ClinVar

In 5 Mennonite patients with autosomal recessive intellectual developmental disorder-34 with variant lissencephaly (MRT34; 614499), Puffenberger et al. (2012) identified a homozygous 382G-C transversion in the CRADD gene, resulting in a gly128-to-arg (G128R) substitution in a highly conserved residue in the CRADD death domain. The mutation was found by homozygosity mapping followed by exome sequencing. Seven heterozygous carriers of this mutation were found among 203 Mennonite control samples, yielding a population-specific allele frequency of 1.72%. (Puffenberger (2012) stated that the correct population-specific allele frequency data appear in Table 4; corresponding data in the text are incorrect.) Overexpression of mutant murine Cradd with the G128R mutation showed normal protein localization to the nucleus and cytoplasm. However, when co-overexpressed with wildtype Pidd (605247), mutant G128R Cradd formed large cytoplasmic aggregates with a relative loss of Cradd expression in the nucleus. The findings suggested that the G128R mutation alters 1 of the interaction surfaces of the CRADD death domain to decrease affinity for the PIDD death domain.

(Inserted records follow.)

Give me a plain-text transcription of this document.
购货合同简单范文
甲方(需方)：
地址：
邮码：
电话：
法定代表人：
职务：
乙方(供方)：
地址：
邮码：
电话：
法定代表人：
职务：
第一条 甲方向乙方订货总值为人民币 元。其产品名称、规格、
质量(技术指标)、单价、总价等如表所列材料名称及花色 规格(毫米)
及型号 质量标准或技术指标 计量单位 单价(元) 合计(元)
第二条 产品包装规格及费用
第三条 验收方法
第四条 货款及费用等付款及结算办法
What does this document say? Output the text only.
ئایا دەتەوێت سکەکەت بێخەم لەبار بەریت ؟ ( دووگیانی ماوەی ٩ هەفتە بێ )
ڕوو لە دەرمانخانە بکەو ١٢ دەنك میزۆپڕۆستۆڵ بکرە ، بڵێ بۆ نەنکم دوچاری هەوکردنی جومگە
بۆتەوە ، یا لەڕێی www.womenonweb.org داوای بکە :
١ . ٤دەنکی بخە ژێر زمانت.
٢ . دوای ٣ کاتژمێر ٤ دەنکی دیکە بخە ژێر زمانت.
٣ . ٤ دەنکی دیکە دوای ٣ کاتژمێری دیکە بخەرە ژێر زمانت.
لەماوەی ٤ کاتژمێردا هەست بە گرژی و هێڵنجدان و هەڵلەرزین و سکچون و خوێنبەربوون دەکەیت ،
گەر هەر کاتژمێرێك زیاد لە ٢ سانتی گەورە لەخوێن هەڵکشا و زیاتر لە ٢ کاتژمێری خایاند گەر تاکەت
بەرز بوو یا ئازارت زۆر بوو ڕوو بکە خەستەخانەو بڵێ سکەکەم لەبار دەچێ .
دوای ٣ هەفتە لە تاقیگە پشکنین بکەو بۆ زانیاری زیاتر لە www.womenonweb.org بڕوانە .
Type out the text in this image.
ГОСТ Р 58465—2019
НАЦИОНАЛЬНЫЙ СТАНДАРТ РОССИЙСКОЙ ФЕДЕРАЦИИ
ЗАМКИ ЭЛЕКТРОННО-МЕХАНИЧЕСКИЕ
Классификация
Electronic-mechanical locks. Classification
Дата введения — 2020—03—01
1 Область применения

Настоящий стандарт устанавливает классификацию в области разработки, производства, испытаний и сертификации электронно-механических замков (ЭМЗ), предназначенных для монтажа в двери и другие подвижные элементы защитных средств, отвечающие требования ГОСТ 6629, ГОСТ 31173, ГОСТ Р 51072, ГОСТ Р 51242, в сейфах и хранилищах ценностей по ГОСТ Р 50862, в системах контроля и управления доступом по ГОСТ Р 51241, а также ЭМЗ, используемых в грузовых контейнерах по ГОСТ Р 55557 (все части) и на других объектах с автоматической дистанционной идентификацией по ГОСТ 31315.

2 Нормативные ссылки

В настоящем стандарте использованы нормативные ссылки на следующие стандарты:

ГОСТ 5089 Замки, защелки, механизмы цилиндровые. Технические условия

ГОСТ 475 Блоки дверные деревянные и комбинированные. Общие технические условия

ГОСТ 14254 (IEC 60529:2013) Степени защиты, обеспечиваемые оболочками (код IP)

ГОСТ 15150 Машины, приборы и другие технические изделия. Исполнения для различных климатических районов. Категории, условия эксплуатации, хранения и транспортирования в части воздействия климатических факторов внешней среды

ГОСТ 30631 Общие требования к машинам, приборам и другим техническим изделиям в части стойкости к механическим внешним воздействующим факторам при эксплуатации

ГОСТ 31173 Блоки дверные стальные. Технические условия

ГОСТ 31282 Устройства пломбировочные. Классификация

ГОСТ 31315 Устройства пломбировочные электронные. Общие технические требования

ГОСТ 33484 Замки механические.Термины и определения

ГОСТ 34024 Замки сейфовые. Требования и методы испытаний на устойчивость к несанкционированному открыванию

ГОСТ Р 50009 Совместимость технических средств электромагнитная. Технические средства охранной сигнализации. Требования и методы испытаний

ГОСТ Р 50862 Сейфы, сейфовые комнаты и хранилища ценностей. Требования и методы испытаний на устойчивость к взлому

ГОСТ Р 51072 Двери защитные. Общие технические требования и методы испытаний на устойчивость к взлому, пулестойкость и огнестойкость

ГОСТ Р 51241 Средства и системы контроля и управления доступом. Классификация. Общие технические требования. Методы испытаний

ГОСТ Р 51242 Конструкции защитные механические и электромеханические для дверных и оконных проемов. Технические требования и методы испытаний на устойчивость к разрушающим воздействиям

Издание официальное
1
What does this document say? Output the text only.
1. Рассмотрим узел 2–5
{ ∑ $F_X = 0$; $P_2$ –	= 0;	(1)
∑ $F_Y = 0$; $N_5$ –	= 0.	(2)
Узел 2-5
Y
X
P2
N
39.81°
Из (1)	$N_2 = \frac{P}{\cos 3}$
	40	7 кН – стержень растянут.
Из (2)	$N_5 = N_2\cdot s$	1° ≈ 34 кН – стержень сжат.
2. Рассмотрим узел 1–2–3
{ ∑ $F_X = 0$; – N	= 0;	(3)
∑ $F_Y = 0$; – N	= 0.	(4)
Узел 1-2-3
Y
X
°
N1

In 2 Mennonite sisters (family LR04-101) with MRT34 with thin lissencephaly, Di Donato et al. (2016) identified homozygosity for the same c.382G-C transversion (rs387906861) in the CRADD gene that had been identified in a Mennonite family (LR15-293) by Puffenberger et al. (2012). The mutation, which was found by whole-exome sequencing, was present at a low frequency in the ExAC database (0.000008).